Cet argument sans fin est d’une mauvaise foi considérable. La dépénalisation n’asséchera pas les réseaux de la même manière qu’on peut le constater pour le tabac. Il n’y a qu’à faire un tour à la sortie du métro, porte de la Chapelle, pour s’en rendre compte.

La problématique se situe manifestement ailleurs. En matière politique, malgré tous les efforts de communication, tant que les frontières ne seront pas mieux surveillées, les stupéfiants continueront à inonder les rues du pays.

Distinguer les petits et grands trafiquants ?

En matière de justice, il a été analysé (notamment par Dominique Duprez, chercheur au CNRS, spécialiste des questions liées au trafic de drogue, qui en parle régulièrement) qu’en fonction du flux judiciaire à traiter, il existe des inégalités entre les tribunaux.
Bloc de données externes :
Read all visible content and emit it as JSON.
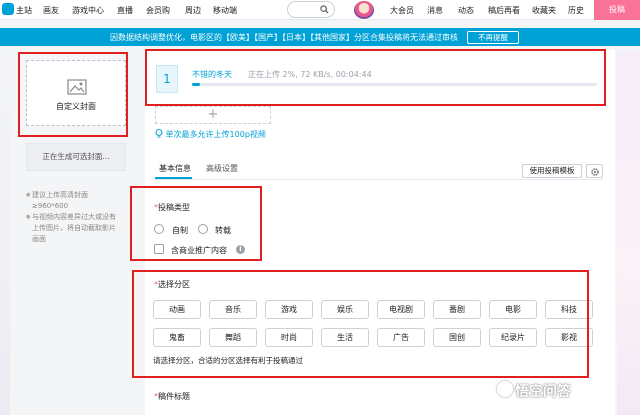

Autrement dit, pour la détention de stupéfiants, il y a moins de chance d’être poursuivi en Seine-Saint-Denis qu’ailleurs.

En outre - et cela est fondamental -, la pratique judiciaire, pour moduler les peines, a ajouté un critère qui n’existe pas dans la loi. Ce critère est très simple : c’est celui de la quantité de drogue détenue. Autrement dit, plus la quantité est importante, plus le risque pénal est fort. On peut parfaitement comprendre ce raisonnement, mais il est juridiquement infondé.

La loi ne fait aucune distinction entre les petits trafiquants et les grands trafiquants, entre le petit trafic et le grand trafic. La bataille des chiffres, lancée sous Sarkozy, autorise de dire si la lutte est efficace ou non. Mais c’est un trompe-l’œil permanent. Il faut lutter contre tous les trafics, grands et petits.

Aujourd’hui, si l’on fait passer le « petit trafiquant » en comparution immédiate, il sera condamné à des peines aménageables parce qu’on le considère comme moins responsable. Mais le bracelet électronique n’empêche pas de continuer à dealer. Or, les autres « petits dealers », ceux qui ne se sont pas encore fait attraper, comment évaluent-ils le risque ? Nécessairement en fonction de la peine de l’autre. Si son risque pénal est faible, il poursuivra son pari capitalistique souterrain jusqu’à ce que celui du quartier d’à côté en veuille davantage. Un autre enfant de dix ans en fera alors peut-être encore les frais.